Widow. Humph!—Well, what is it worth, Claude?
Mel. Worth! What is a riband worth to a soldier? Worth! everything! Glory is priceless!
Widow. Leave glory to great folks. Ah! Claude, Claude, castles in the air cost a vast deal to keep up! How is all this to end? What good does it do thee to learn Latin, and sing songs, and play on the guitar, and fence, and dance, and paint pictures? All very fine; but what does it bring in?
Mel. Wealth! wealth, my mother! Wealth to the mind—wealth to the heart—high thoughts—bright dreams—the hope of fame—the ambition to be worthier to love Pauline.
Widow. My poor son!—The young lady will never think of thee.
Mel. Do the stars think of us? Yet if the prisoner see them shine into his dungeon, wouldst thou bid him turn away from their lustre? Even so from this low cell, poverty, I lift my eyes to Pauline and forget my chains.—[Goes to the picture and draws aside the curtain.]
See, this is her image—painted from memory. Oh, how the canvas wrongs her!—[Takes up the brush and throws it aside.] I shall never be a painter! I can paint no likeness but one, and that is above all art. I would turn soldier—France needs soldiers! But to leave the air that Pauline breathes! What is the hour?—so late? I will tell thee a secret, mother. Thou knowest that for the last six weeks I have sent every day the rarest flowers to Pauline?—she wears them. I have seen them on her breast. Ah, and then the whole universe seemed filled with odors! I have now grown more bold—I have poured my worship into poetry—I have sent the verses to Pauline—I have signed them with my own name. My messenger ought to—be back by this time. I bade him wait for the answer.
Widow. And what answer do you expect, Claude?
Mel. That which the Queen of Navarre sent to the poor troubadour:—“Let me see the Oracle that can tell nations I am beautiful!” She will admit me. I shall hear her speak—I shall meet her eyes—I shall read upon her cheek the sweet thoughts that translate themselves into blushes. Then—then, oh, then—she may forget that I am the peasant’s son!.
Widow. Nay, if she will but hear thee talk, Claude?
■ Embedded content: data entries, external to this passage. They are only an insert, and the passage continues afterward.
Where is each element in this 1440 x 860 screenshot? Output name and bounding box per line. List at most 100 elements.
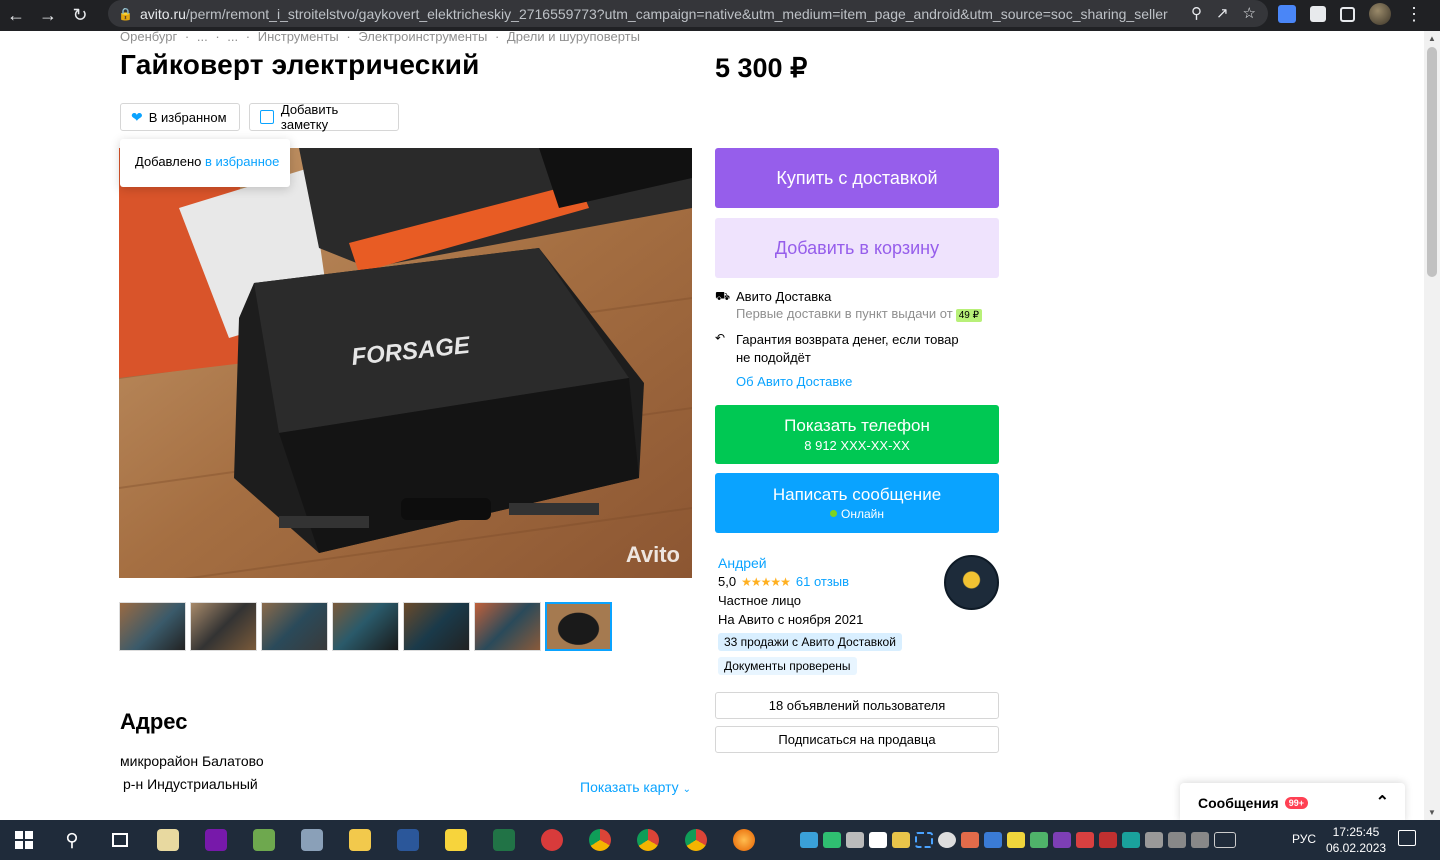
scroll-down-icon[interactable]: ▼ bbox=[1428, 808, 1436, 817]
page-scrollbar[interactable]: ▲ ▼ bbox=[1424, 31, 1440, 820]
tray-app-icon[interactable] bbox=[1076, 832, 1094, 848]
notes-icon[interactable] bbox=[1007, 832, 1025, 848]
back-arrow-icon[interactable]: ← bbox=[0, 0, 32, 31]
thumbnail-7-selected[interactable] bbox=[545, 602, 612, 651]
tooltip-favorites-link[interactable]: в избранное bbox=[205, 154, 279, 169]
system-clock[interactable]: 17:25:45 06.02.2023 bbox=[1326, 824, 1386, 856]
snip-icon[interactable] bbox=[915, 832, 933, 848]
system-tray bbox=[800, 820, 1236, 860]
thumbnail-6[interactable] bbox=[474, 602, 541, 651]
tray-app-icon[interactable] bbox=[800, 832, 818, 848]
buy-with-delivery-button[interactable]: Купить с доставкой bbox=[715, 148, 999, 208]
cart-label: Добавить в корзину bbox=[774, 237, 940, 258]
reviews-link[interactable]: 61 отзыв bbox=[796, 574, 849, 589]
seller-rating: 5,0 bbox=[718, 574, 737, 589]
windows-start-icon[interactable] bbox=[0, 820, 48, 860]
chevron-up-icon[interactable]: ⌃ bbox=[1376, 792, 1389, 812]
tray-app-icon[interactable] bbox=[961, 832, 979, 848]
bookmark-star-icon[interactable]: ☆ bbox=[1243, 4, 1256, 22]
breadcrumb-item[interactable]: Инструменты bbox=[258, 31, 339, 44]
input-language[interactable]: РУС bbox=[1292, 832, 1316, 846]
extensions-puzzle-icon[interactable] bbox=[1310, 6, 1326, 22]
volume-icon[interactable] bbox=[1191, 832, 1209, 848]
breadcrumb-item[interactable]: Электроинструменты bbox=[358, 31, 487, 44]
tray-app-icon[interactable] bbox=[1122, 832, 1140, 848]
search-icon[interactable]: ⚲ bbox=[48, 820, 96, 860]
file-icon[interactable] bbox=[144, 820, 192, 860]
document-icon[interactable] bbox=[869, 832, 887, 848]
mail-icon[interactable] bbox=[984, 832, 1002, 848]
thumbnail-5[interactable] bbox=[403, 602, 470, 651]
thumbnail-4[interactable] bbox=[332, 602, 399, 651]
address-heading: Адрес bbox=[120, 709, 188, 734]
search-icon[interactable]: ⚲ bbox=[1191, 4, 1202, 22]
browser-menu-icon[interactable]: ⋮ bbox=[1405, 4, 1423, 25]
chrome-icon[interactable] bbox=[576, 820, 624, 860]
monitor-icon[interactable] bbox=[846, 832, 864, 848]
write-message-label: Написать сообщение bbox=[772, 485, 942, 504]
chrome-icon[interactable] bbox=[624, 820, 672, 860]
add-to-cart-button[interactable]: Добавить в корзину bbox=[715, 218, 999, 278]
url-text[interactable]: avito.ru/perm/remont_i_stroitelstvo/gayk… bbox=[140, 6, 1180, 22]
address-bar[interactable]: 🔒 avito.ru/perm/remont_i_stroitelstvo/ga… bbox=[108, 0, 1268, 27]
subscribe-seller-button[interactable]: Подписаться на продавца bbox=[715, 726, 999, 753]
share-icon[interactable]: ↗ bbox=[1216, 4, 1229, 22]
thumbnail-3[interactable] bbox=[261, 602, 328, 651]
onenote-icon[interactable] bbox=[192, 820, 240, 860]
delivery-price-chip: 49 ₽ bbox=[955, 309, 982, 322]
translate-extension-icon[interactable] bbox=[1278, 5, 1296, 23]
tray-app-icon[interactable] bbox=[1030, 832, 1048, 848]
sticky-note-icon[interactable] bbox=[892, 832, 910, 848]
tray-circle-icon[interactable] bbox=[938, 832, 956, 848]
return-arrow-icon: ↶ bbox=[715, 331, 726, 345]
main-product-photo[interactable]: FORSAGE Avito bbox=[119, 148, 692, 578]
forward-arrow-icon[interactable]: → bbox=[32, 0, 64, 31]
clock-date: 06.02.2023 bbox=[1326, 841, 1387, 855]
app-red-icon[interactable] bbox=[528, 820, 576, 860]
windows-taskbar: ⚲ РУС 17:25:45 06.02.2023 bbox=[0, 820, 1440, 860]
scrollbar-thumb[interactable] bbox=[1427, 47, 1437, 277]
show-map-link[interactable]: Показать карту ⌄ bbox=[580, 779, 691, 795]
app-icon[interactable] bbox=[288, 820, 336, 860]
side-panel-icon[interactable] bbox=[1340, 6, 1355, 22]
messages-widget[interactable]: Сообщения 99+ ⌃ bbox=[1180, 783, 1405, 820]
breadcrumb-item[interactable]: Оренбург bbox=[120, 31, 177, 44]
seller-ads-button[interactable]: 18 объявлений пользователя bbox=[715, 692, 999, 719]
shield-icon[interactable] bbox=[823, 832, 841, 848]
profile-avatar[interactable] bbox=[1369, 3, 1391, 25]
breadcrumb-separator: · bbox=[245, 31, 251, 44]
show-phone-button[interactable]: Показать телефон 8 912 XXX-XX-XX bbox=[715, 405, 999, 464]
write-message-button[interactable]: Написать сообщение Онлайн bbox=[715, 473, 999, 533]
add-note-button[interactable]: Добавить заметку bbox=[249, 102, 399, 132]
firefox-icon[interactable] bbox=[720, 820, 768, 860]
task-view-icon[interactable] bbox=[96, 820, 144, 860]
notifications-icon[interactable] bbox=[1398, 830, 1416, 846]
onenote-tray-icon[interactable] bbox=[1053, 832, 1071, 848]
breadcrumb: Оренбург · ... · ... · Инструменты · Эле… bbox=[120, 31, 644, 44]
sticky-notes-icon[interactable] bbox=[432, 820, 480, 860]
favorite-button[interactable]: ❤ В избранном bbox=[120, 103, 240, 131]
chevron-down-icon: ⌄ bbox=[682, 784, 691, 795]
listing-price: 5 300 ₽ bbox=[715, 53, 808, 83]
add-note-label: Добавить заметку bbox=[280, 102, 339, 132]
wifi-icon[interactable] bbox=[1168, 832, 1186, 848]
word-icon[interactable] bbox=[384, 820, 432, 860]
folder-icon[interactable] bbox=[336, 820, 384, 860]
about-delivery-link[interactable]: Об Авито Доставке bbox=[736, 374, 999, 389]
breadcrumb-item[interactable]: Дрели и шуруповерты bbox=[507, 31, 640, 44]
excel-icon[interactable] bbox=[480, 820, 528, 860]
keyboard-icon[interactable] bbox=[1214, 832, 1236, 848]
scroll-up-icon[interactable]: ▲ bbox=[1428, 34, 1436, 43]
breadcrumb-item[interactable]: ... bbox=[227, 31, 238, 44]
notepad-icon[interactable] bbox=[240, 820, 288, 860]
reload-icon[interactable]: ↻ bbox=[64, 0, 96, 31]
guarantee-line-1: Гарантия возврата денег, если товар bbox=[736, 332, 959, 347]
thumbnail-2[interactable] bbox=[190, 602, 257, 651]
battery-icon[interactable] bbox=[1145, 832, 1163, 848]
tray-app-icon[interactable] bbox=[1099, 832, 1117, 848]
breadcrumb-separator: · bbox=[346, 31, 351, 44]
chrome-icon[interactable] bbox=[672, 820, 720, 860]
breadcrumb-item[interactable]: ... bbox=[197, 31, 208, 44]
seller-avatar[interactable] bbox=[944, 555, 999, 610]
thumbnail-1[interactable] bbox=[119, 602, 186, 651]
Mel. I foresee it all. She will tell me that desert is the true rank. She will give me a badge—a flower—a glove! Oh rapture! I shall join the armies of the republic—I shall rise—I shall win a name that beauty will not blush to hear. I shall return with the right to say to her—“See, how love does not level the proud, but raise the—humble!” Oh, how my heart swells within me!—Oh, what glorious prophets of the future are youth and hope!
[Knock at the door.]
Widow. Come in.
Mel. Welcome, Gaspar, welcome. Where is the letter? Why do you turn away, man? where is the letter? [GASPAR gives him one.] This! This is mine, the one I intrusted to thee. Didst thou not leave it?
Gaspar. Yes, I left it.
Mel. My own verses returned to me. Nothing else!